Gil Rivière-Wekstein ne développe aucune thèse pour, ou contre, les OGM. Il décrit, dans une approche journalistique et de manière très factuelle, l'organisation et les actions de ces militants qui ont fait des opérations commando leur modus operandi, saccageant des cultures en plein champ et même des expériences scientifiques conduites par la recherche agronomique. Pour ces écoterroristes, la lutte contre les OGM n'est qu'un volet du combat contre la société capitaliste et la mondialisation. « Dire non aux OGM en plein champ, c'est lutter contre la force du marché » peut-on lire dans leur charte.
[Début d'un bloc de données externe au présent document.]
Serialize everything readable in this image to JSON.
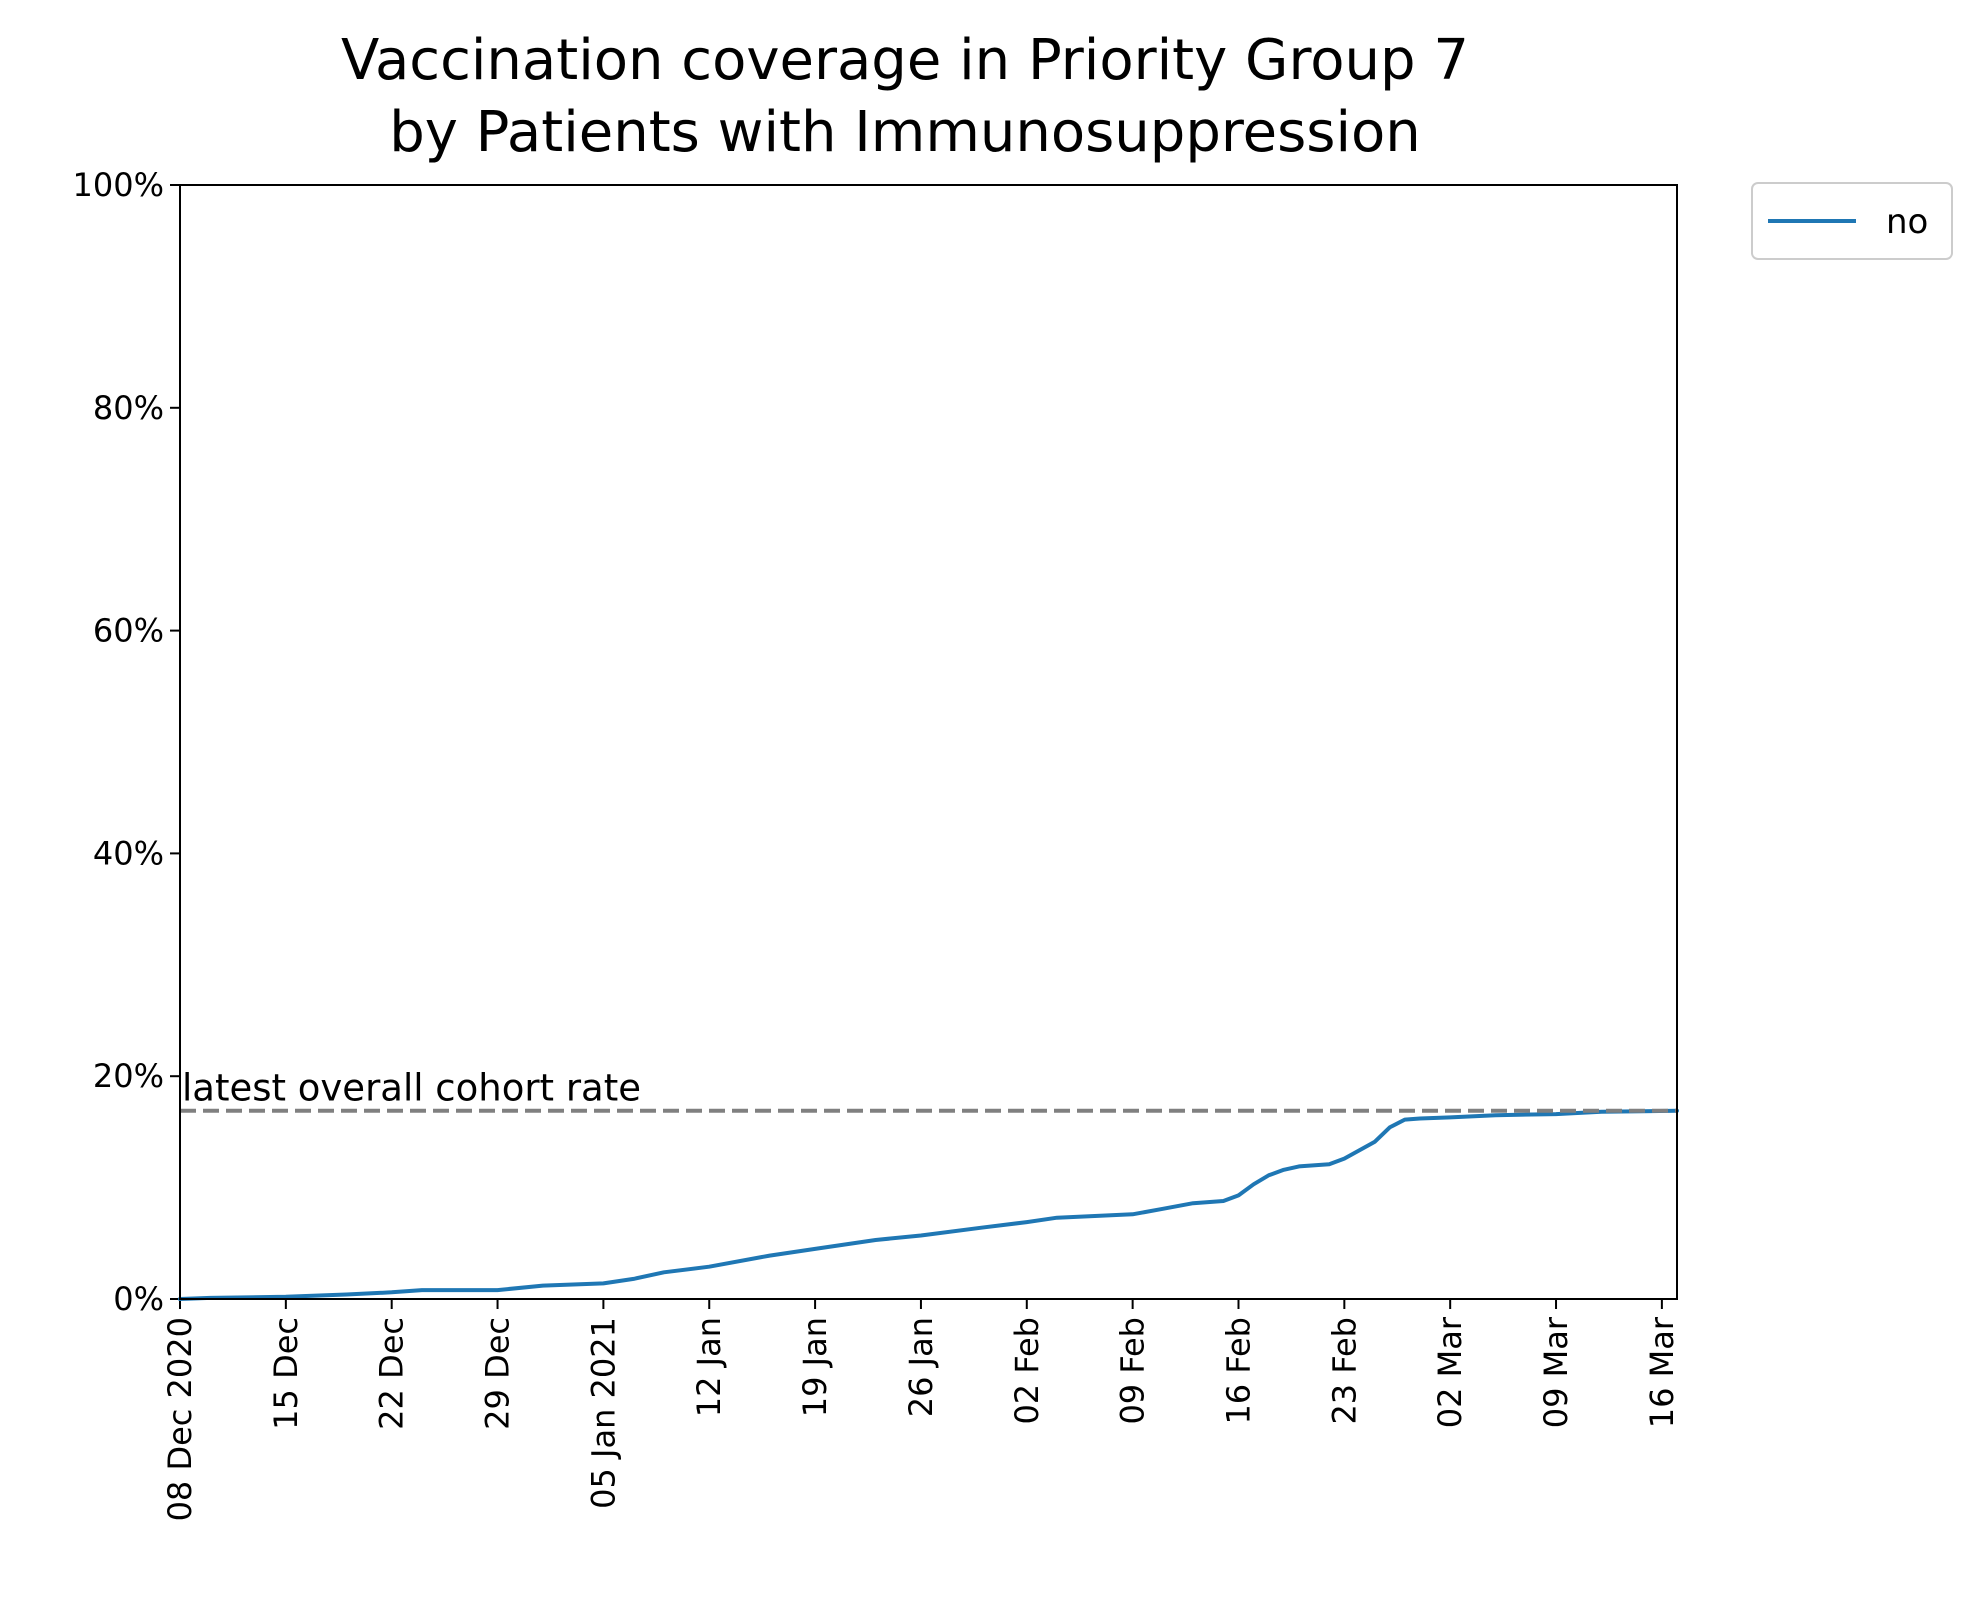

Leur motivation s'inspire d'un dogmatisme qui est tout autant anti-nucléaire, anti-autoroutes, anti-aéroports, anti-nanotechnologies, anti-vaccins et le reste à l'avenant, au nom de la démocratie et de la protection de l'environnement. Le Cirad en a fait les frais : pénétrant par effraction dans l'établissement, un commando – accompagné par une délégation de « paysans » indiens, histoire de donner à l'action une teinture tiers-mondiste – y détruisit un programme de transgénèse du riz conduit en milieu parfaitement confiné et contrôlé. L'auteur donne la parole à notre collègue Jean Masson, responsable du projet : « On travaille pour un établissement public et ces malades viennent tout détruire. Ils empêchent la connaissance d'avancer, c'est tout ce qu'ils font ». C'est un exemple parmi des dizaines d'autres. « Dans ces conditions, faut-il s'étonner que les principaux acteurs européens des biotechnologies aient quitté la France ? Du semencier français Limagrain au géant de la chimie BASF, en passant par le Suisse Syngenta ou encore Bayer, tous ont dû délocaliser leurs recherches à l'étranger ». Face à l'épouvantail des « grandes multinationales » qui ne seraient motivées que par l'appât du gain, la classe politique comme la justice, appuyées par une partie des media, brandissent le principe de précaution et se parent du titre de protecteur de la nature et de l'intérêt général, alors qu'aucune étude n'a jamais mis en avant le moindre problème sanitaire imputable à une plante génétiquement modifiée autorisée à la culture. Pour les intégristes verts, la diabolisation des OGM est devenue un fonds de commerce idéologique et politique.